5. Kevin Garnett (Timberwolves, Celtics, Nets) 1996-2015
The fifth and final spot was up for grabs between players such as Kobe Bryant, Steph Curry, Ming, and Iverson. Again, those players entered a healthy league and when all retire, will see the league in a healthy spot, which is not the case for the four players ranked above. Garnett, like Robertson and Haywood, was a generational high school talent out of Farragut (Chicago, Ill.) via Mauldin, S.C. He was the Mr. Basketball USA choice and national player of the year by USA Today in 1994-95. He was having trouble with a qualifying SAT score for college and the idea of him going pro was thrown around as early as the 1994 Nike Camp, the second consecutive year in which he dominated the prestigious grassroots summer camp. Hours before the 1995 NBA Draft, Garnett found out he got a qualifying score, but the wheels were already in motion for him be the first prep-to-pro player in 20 years.
Garnett was drafted by the Minnesota Timberwolves at No. 5, but his talent dictated he probably should have been drafted higher. And that’s where his impact is so great: Garnett changed the thinking of how NBA personnel and fans viewed young players. Many of the NBA’s old guard resisted scouting and drafting high school players, until these players started becoming widely successful. There were a handful of prospects talked about in terms of going straight from high school to the pros after 1975, particularly Albert King (1977), Ralph Sampson (1979), John Williams (1984) and Jason Kidd (1992), but nobody really thought they were going to do it. Garnett wasn’t an instant star, but by the middle of his rookie season it was apparent he would last and become one of the league’s better players in the coming years. If he fails, where does that leave the future high school standouts that wanted to make the leap?
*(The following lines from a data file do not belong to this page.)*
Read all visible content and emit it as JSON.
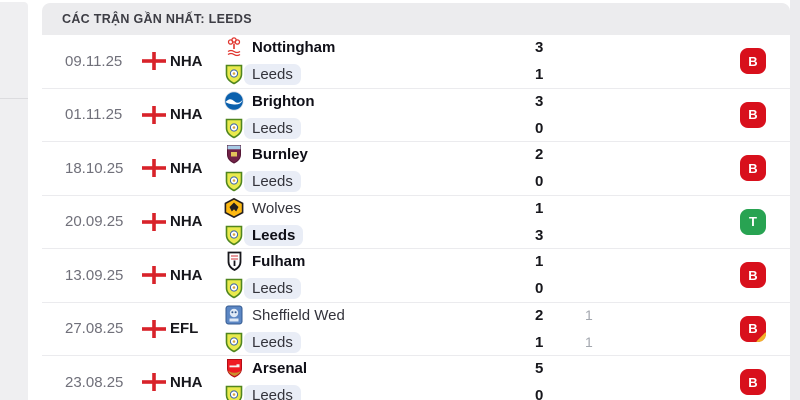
{
  "header": {
    "title": "CÁC TRẬN GẦN NHẤT: LEEDS"
  },
  "colors": {
    "win_badge": "#28a352",
    "loss_badge": "#d8101c",
    "overtime_corner": "#f2b32b",
    "leeds_pill": "#e9edf6",
    "header_bg": "#ececee"
  },
  "matches": [
    {
      "date": "09.11.25",
      "competition": "NHA",
      "flag": "england-flag-icon",
      "opponent": {
        "name": "Nottingham",
        "logo": "nottingham-logo",
        "score": "3",
        "score2": "",
        "bold": true
      },
      "leeds": {
        "name": "Leeds",
        "logo": "leeds-logo",
        "score": "1",
        "score2": "",
        "bold": false
      },
      "result": {
        "letter": "B",
        "type": "loss",
        "overtime": false
      }
    },
    {
      "date": "01.11.25",
      "competition": "NHA",
      "flag": "england-flag-icon",
      "opponent": {
        "name": "Brighton",
        "logo": "brighton-logo",
        "score": "3",
        "score2": "",
        "bold": true
      },
      "leeds": {
        "name": "Leeds",
        "logo": "leeds-logo",
        "score": "0",
        "score2": "",
        "bold": false
      },
      "result": {
        "letter": "B",
        "type": "loss",
        "overtime": false
      }
    },
    {
      "date": "18.10.25",
      "competition": "NHA",
      "flag": "england-flag-icon",
      "opponent": {
        "name": "Burnley",
        "logo": "burnley-logo",
        "score": "2",
        "score2": "",
        "bold": true
      },
      "leeds": {
        "name": "Leeds",
        "logo": "leeds-logo",
        "score": "0",
        "score2": "",
        "bold": false
      },
      "result": {
        "letter": "B",
        "type": "loss",
        "overtime": false
      }
    },
    {
      "date": "20.09.25",
      "competition": "NHA",
      "flag": "england-flag-icon",
      "opponent": {
        "name": "Wolves",
        "logo": "wolves-logo",
        "score": "1",
        "score2": "",
        "bold": false
      },
      "leeds": {
        "name": "Leeds",
        "logo": "leeds-logo",
        "score": "3",
        "score2": "",
        "bold": true
      },
      "result": {
        "letter": "T",
        "type": "win",
        "overtime": false
      }
    },
    {
      "date": "13.09.25",
      "competition": "NHA",
      "flag": "england-flag-icon",
      "opponent": {
        "name": "Fulham",
        "logo": "fulham-logo",
        "score": "1",
        "score2": "",
        "bold": true
      },
      "leeds": {
        "name": "Leeds",
        "logo": "leeds-logo",
        "score": "0",
        "score2": "",
        "bold": false
      },
      "result": {
        "letter": "B",
        "type": "loss",
        "overtime": false
      }
    },
    {
      "date": "27.08.25",
      "competition": "EFL",
      "flag": "england-flag-icon",
      "opponent": {
        "name": "Sheffield Wed",
        "logo": "sheffwed-logo",
        "score": "2",
        "score2": "1",
        "bold": false
      },
      "leeds": {
        "name": "Leeds",
        "logo": "leeds-logo",
        "score": "1",
        "score2": "1",
        "bold": false
      },
      "result": {
        "letter": "B",
        "type": "loss",
        "overtime": true
      }
    },
    {
      "date": "23.08.25",
      "competition": "NHA",
      "flag": "england-flag-icon",
      "opponent": {
        "name": "Arsenal",
        "logo": "arsenal-logo",
        "score": "5",
        "score2": "",
        "bold": true
      },
      "leeds": {
        "name": "Leeds",
        "logo": "leeds-logo",
        "score": "0",
        "score2": "",
        "bold": false
      },
      "result": {
        "letter": "B",
        "type": "loss",
        "overtime": false
      }
    }
  ]
}
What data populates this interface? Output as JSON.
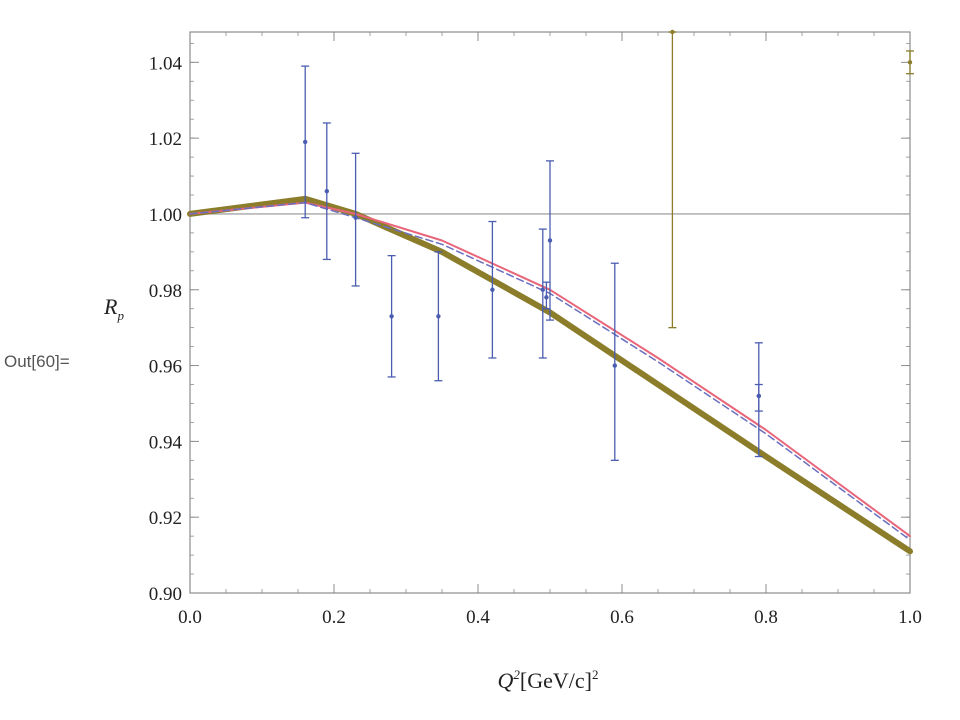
{
  "cell_label": "Out[60]=",
  "chart_data": {
    "type": "line",
    "xlabel_main": "Q",
    "xlabel_sup": "2",
    "xlabel_rest": "[GeV/c]",
    "xlabel_sup2": "2",
    "ylabel_main": "R",
    "ylabel_sub": "p",
    "xlim": [
      0.0,
      1.0
    ],
    "ylim": [
      0.9,
      1.048
    ],
    "x_ticks": [
      0.0,
      0.2,
      0.4,
      0.6,
      0.8,
      1.0
    ],
    "x_tick_labels": [
      "0.0",
      "0.2",
      "0.4",
      "0.6",
      "0.8",
      "1.0"
    ],
    "y_ticks": [
      0.9,
      0.92,
      0.94,
      0.96,
      0.98,
      1.0,
      1.02,
      1.04
    ],
    "y_tick_labels": [
      "0.90",
      "0.92",
      "0.94",
      "0.96",
      "0.98",
      "1.00",
      "1.02",
      "1.04"
    ],
    "reference_line": 1.0,
    "curves": [
      {
        "color": "#8b7d2a",
        "width": 6,
        "style": "solid",
        "x": [
          0.0,
          0.16,
          0.23,
          0.35,
          0.5,
          0.65,
          0.8,
          1.0
        ],
        "y": [
          1.0,
          1.004,
          1.0,
          0.99,
          0.974,
          0.955,
          0.936,
          0.911
        ]
      },
      {
        "color": "#e8657a",
        "width": 2,
        "style": "solid",
        "x": [
          0.0,
          0.16,
          0.23,
          0.35,
          0.5,
          0.65,
          0.8,
          1.0
        ],
        "y": [
          1.0,
          1.003,
          1.0,
          0.993,
          0.98,
          0.962,
          0.943,
          0.915
        ]
      },
      {
        "color": "#6a6fbf",
        "width": 1.5,
        "style": "dashed",
        "x": [
          0.0,
          0.16,
          0.23,
          0.35,
          0.5,
          0.65,
          0.8,
          1.0
        ],
        "y": [
          1.0,
          1.003,
          0.999,
          0.992,
          0.979,
          0.961,
          0.942,
          0.914
        ]
      }
    ],
    "points": [
      {
        "x": 0.16,
        "y": 1.019,
        "err_low": 0.999,
        "err_high": 1.039
      },
      {
        "x": 0.19,
        "y": 1.006,
        "err_low": 0.988,
        "err_high": 1.024
      },
      {
        "x": 0.23,
        "y": 0.999,
        "err_low": 0.981,
        "err_high": 1.016
      },
      {
        "x": 0.28,
        "y": 0.973,
        "err_low": 0.957,
        "err_high": 0.989
      },
      {
        "x": 0.345,
        "y": 0.973,
        "err_low": 0.956,
        "err_high": 0.99
      },
      {
        "x": 0.42,
        "y": 0.98,
        "err_low": 0.962,
        "err_high": 0.998
      },
      {
        "x": 0.49,
        "y": 0.98,
        "err_low": 0.962,
        "err_high": 0.996
      },
      {
        "x": 0.495,
        "y": 0.978,
        "err_low": 0.975,
        "err_high": 0.982
      },
      {
        "x": 0.5,
        "y": 0.993,
        "err_low": 0.972,
        "err_high": 1.014
      },
      {
        "x": 0.59,
        "y": 0.96,
        "err_low": 0.935,
        "err_high": 0.987
      },
      {
        "x": 0.79,
        "y": 0.952,
        "err_low": 0.936,
        "err_high": 0.966
      },
      {
        "x": 0.79,
        "y": 0.952,
        "err_low": 0.948,
        "err_high": 0.955
      }
    ],
    "outlier_points": [
      {
        "x": 0.67,
        "y": 1.048,
        "err_low": 0.97,
        "err_high": 1.048
      },
      {
        "x": 1.0,
        "y": 1.04,
        "err_low": 1.037,
        "err_high": 1.043
      }
    ],
    "colors": {
      "points": "#4b5db0",
      "outlier": "#8b7d2a",
      "frame": "#8c8c8c",
      "reference": "#a6a6a6"
    }
  }
}
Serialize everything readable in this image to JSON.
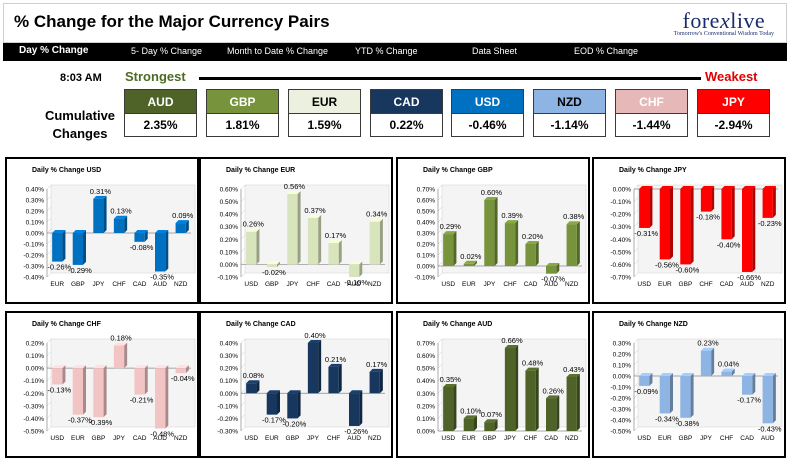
{
  "header": {
    "title": "% Change for the Major Currency Pairs",
    "logo_main": "fore",
    "logo_x": "x",
    "logo_end": "live",
    "logo_tagline": "Tomorrow's Conventional Wisdom Today"
  },
  "nav": {
    "items": [
      {
        "label": "Day % Change"
      },
      {
        "label": "5- Day % Change"
      },
      {
        "label": "Month to Date % Change"
      },
      {
        "label": "YTD % Change"
      },
      {
        "label": "Data Sheet"
      },
      {
        "label": "EOD % Change"
      }
    ]
  },
  "summary": {
    "time": "8:03 AM",
    "strongest_label": "Strongest",
    "weakest_label": "Weakest",
    "cumulative_label_line1": "Cumulative",
    "cumulative_label_line2": "Changes",
    "currencies": [
      {
        "name": "AUD",
        "value": "2.35%",
        "bg": "#4f6228",
        "fg": "#ffffff"
      },
      {
        "name": "GBP",
        "value": "1.81%",
        "bg": "#77933c",
        "fg": "#ffffff"
      },
      {
        "name": "EUR",
        "value": "1.59%",
        "bg": "#ebf1de",
        "fg": "#000000"
      },
      {
        "name": "CAD",
        "value": "0.22%",
        "bg": "#17375e",
        "fg": "#ffffff"
      },
      {
        "name": "USD",
        "value": "-0.46%",
        "bg": "#0070c0",
        "fg": "#ffffff"
      },
      {
        "name": "NZD",
        "value": "-1.14%",
        "bg": "#8db4e2",
        "fg": "#000000"
      },
      {
        "name": "CHF",
        "value": "-1.44%",
        "bg": "#e6b8b7",
        "fg": "#ffffff"
      },
      {
        "name": "JPY",
        "value": "-2.94%",
        "bg": "#ff0000",
        "fg": "#ffffff"
      }
    ]
  },
  "chart_data": [
    {
      "type": "bar",
      "title": "Daily % Change USD",
      "categories": [
        "EUR",
        "GBP",
        "JPY",
        "CHF",
        "CAD",
        "AUD",
        "NZD"
      ],
      "values": [
        -0.26,
        -0.29,
        0.31,
        0.13,
        -0.08,
        -0.35,
        0.09
      ],
      "labels": [
        "-0.26%",
        "-0.29%",
        "0.31%",
        "0.13%",
        "-0.08%",
        "-0.35%",
        "0.09%"
      ],
      "ylim": [
        -0.4,
        0.4
      ],
      "yticks": [
        -0.4,
        -0.3,
        -0.2,
        -0.1,
        0,
        0.1,
        0.2,
        0.3,
        0.4
      ],
      "ytick_labels": [
        "-0.40%",
        "-0.30%",
        "-0.20%",
        "-0.10%",
        "0.00%",
        "0.10%",
        "0.20%",
        "0.30%",
        "0.40%"
      ],
      "color": "#0070c0"
    },
    {
      "type": "bar",
      "title": "Daily % Change EUR",
      "categories": [
        "USD",
        "GBP",
        "JPY",
        "CHF",
        "CAD",
        "AUD",
        "NZD"
      ],
      "values": [
        0.26,
        -0.02,
        0.56,
        0.37,
        0.17,
        -0.1,
        0.34
      ],
      "labels": [
        "0.26%",
        "-0.02%",
        "0.56%",
        "0.37%",
        "0.17%",
        "-0.10%",
        "0.34%"
      ],
      "ylim": [
        -0.1,
        0.6
      ],
      "yticks": [
        -0.1,
        0,
        0.1,
        0.2,
        0.3,
        0.4,
        0.5,
        0.6
      ],
      "ytick_labels": [
        "-0.10%",
        "0.00%",
        "0.10%",
        "0.20%",
        "0.30%",
        "0.40%",
        "0.50%",
        "0.60%"
      ],
      "color": "#d8e4bc"
    },
    {
      "type": "bar",
      "title": "Daily % Change GBP",
      "categories": [
        "USD",
        "EUR",
        "JPY",
        "CHF",
        "CAD",
        "AUD",
        "NZD"
      ],
      "values": [
        0.29,
        0.02,
        0.6,
        0.39,
        0.2,
        -0.07,
        0.38
      ],
      "labels": [
        "0.29%",
        "0.02%",
        "0.60%",
        "0.39%",
        "0.20%",
        "-0.07%",
        "0.38%"
      ],
      "ylim": [
        -0.1,
        0.7
      ],
      "yticks": [
        -0.1,
        0,
        0.1,
        0.2,
        0.3,
        0.4,
        0.5,
        0.6,
        0.7
      ],
      "ytick_labels": [
        "-0.10%",
        "0.00%",
        "0.10%",
        "0.20%",
        "0.30%",
        "0.40%",
        "0.50%",
        "0.60%",
        "0.70%"
      ],
      "color": "#77933c"
    },
    {
      "type": "bar",
      "title": "Daily % Change JPY",
      "categories": [
        "USD",
        "EUR",
        "GBP",
        "CHF",
        "CAD",
        "AUD",
        "NZD"
      ],
      "values": [
        -0.31,
        -0.56,
        -0.6,
        -0.18,
        -0.4,
        -0.66,
        -0.23
      ],
      "labels": [
        "-0.31%",
        "-0.56%",
        "-0.60%",
        "-0.18%",
        "-0.40%",
        "-0.66%",
        "-0.23%"
      ],
      "ylim": [
        -0.7,
        0
      ],
      "yticks": [
        -0.7,
        -0.6,
        -0.5,
        -0.4,
        -0.3,
        -0.2,
        -0.1,
        0
      ],
      "ytick_labels": [
        "-0.70%",
        "-0.60%",
        "-0.50%",
        "-0.40%",
        "-0.30%",
        "-0.20%",
        "-0.10%",
        "0.00%"
      ],
      "color": "#ff0000"
    },
    {
      "type": "bar",
      "title": "Daily % Change CHF",
      "categories": [
        "USD",
        "EUR",
        "GBP",
        "JPY",
        "CAD",
        "AUD",
        "NZD"
      ],
      "values": [
        -0.13,
        -0.37,
        -0.39,
        0.18,
        -0.21,
        -0.48,
        -0.04
      ],
      "labels": [
        "-0.13%",
        "-0.37%",
        "-0.39%",
        "0.18%",
        "-0.21%",
        "-0.48%",
        "-0.04%"
      ],
      "ylim": [
        -0.5,
        0.2
      ],
      "yticks": [
        -0.5,
        -0.4,
        -0.3,
        -0.2,
        -0.1,
        0,
        0.1,
        0.2
      ],
      "ytick_labels": [
        "-0.50%",
        "-0.40%",
        "-0.30%",
        "-0.20%",
        "-0.10%",
        "0.00%",
        "0.10%",
        "0.20%"
      ],
      "color": "#f2c4c4"
    },
    {
      "type": "bar",
      "title": "Daily % Change CAD",
      "categories": [
        "USD",
        "EUR",
        "GBP",
        "JPY",
        "CHF",
        "AUD",
        "NZD"
      ],
      "values": [
        0.08,
        -0.17,
        -0.2,
        0.4,
        0.21,
        -0.26,
        0.17
      ],
      "labels": [
        "0.08%",
        "-0.17%",
        "-0.20%",
        "0.40%",
        "0.21%",
        "-0.26%",
        "0.17%"
      ],
      "ylim": [
        -0.3,
        0.4
      ],
      "yticks": [
        -0.3,
        -0.2,
        -0.1,
        0,
        0.1,
        0.2,
        0.3,
        0.4
      ],
      "ytick_labels": [
        "-0.30%",
        "-0.20%",
        "-0.10%",
        "0.00%",
        "0.10%",
        "0.20%",
        "0.30%",
        "0.40%"
      ],
      "color": "#17375e"
    },
    {
      "type": "bar",
      "title": "Daily % Change AUD",
      "categories": [
        "USD",
        "EUR",
        "GBP",
        "JPY",
        "CHF",
        "CAD",
        "NZD"
      ],
      "values": [
        0.35,
        0.1,
        0.07,
        0.66,
        0.48,
        0.26,
        0.43
      ],
      "labels": [
        "0.35%",
        "0.10%",
        "0.07%",
        "0.66%",
        "0.48%",
        "0.26%",
        "0.43%"
      ],
      "ylim": [
        0,
        0.7
      ],
      "yticks": [
        0,
        0.1,
        0.2,
        0.3,
        0.4,
        0.5,
        0.6,
        0.7
      ],
      "ytick_labels": [
        "0.00%",
        "0.10%",
        "0.20%",
        "0.30%",
        "0.40%",
        "0.50%",
        "0.60%",
        "0.70%"
      ],
      "color": "#4f6228"
    },
    {
      "type": "bar",
      "title": "Daily % Change NZD",
      "categories": [
        "USD",
        "EUR",
        "GBP",
        "JPY",
        "CHF",
        "CAD",
        "AUD"
      ],
      "values": [
        -0.09,
        -0.34,
        -0.38,
        0.23,
        0.04,
        -0.17,
        -0.43
      ],
      "labels": [
        "-0.09%",
        "-0.34%",
        "-0.38%",
        "0.23%",
        "0.04%",
        "-0.17%",
        "-0.43%"
      ],
      "ylim": [
        -0.5,
        0.3
      ],
      "yticks": [
        -0.5,
        -0.4,
        -0.3,
        -0.2,
        -0.1,
        0,
        0.1,
        0.2,
        0.3
      ],
      "ytick_labels": [
        "-0.50%",
        "-0.40%",
        "-0.30%",
        "-0.20%",
        "-0.10%",
        "0.00%",
        "0.10%",
        "0.20%",
        "0.30%"
      ],
      "color": "#8db4e2"
    }
  ]
}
Do the Lakers eye Bryant that following year if Garnett wasn’t viewed in a positive light? Eventually all NBA teams took drafting young players seriously and took on a baseball model of looking at teenagers rather than waiting on an established college player.
The one-and-done rule was instituted after the 2005 season, but the game has gone younger since Garnett. There were a host of stars who made the successful prep-to-pro transition, including Bryant, Tracy McGrady and later LeBron James. Looking at the landscape now, NBA personnel are staples at big grassroots and high school events such as the Nike EYBL, NBPA Top 100 Camp, Pangos All-American Camp, Tarkanian Classic and GEICO Nationals. Garnett played a big role in that on his way to becoming NBA MVP in 2004 and eventually landing in the Naismith Hall of Fame.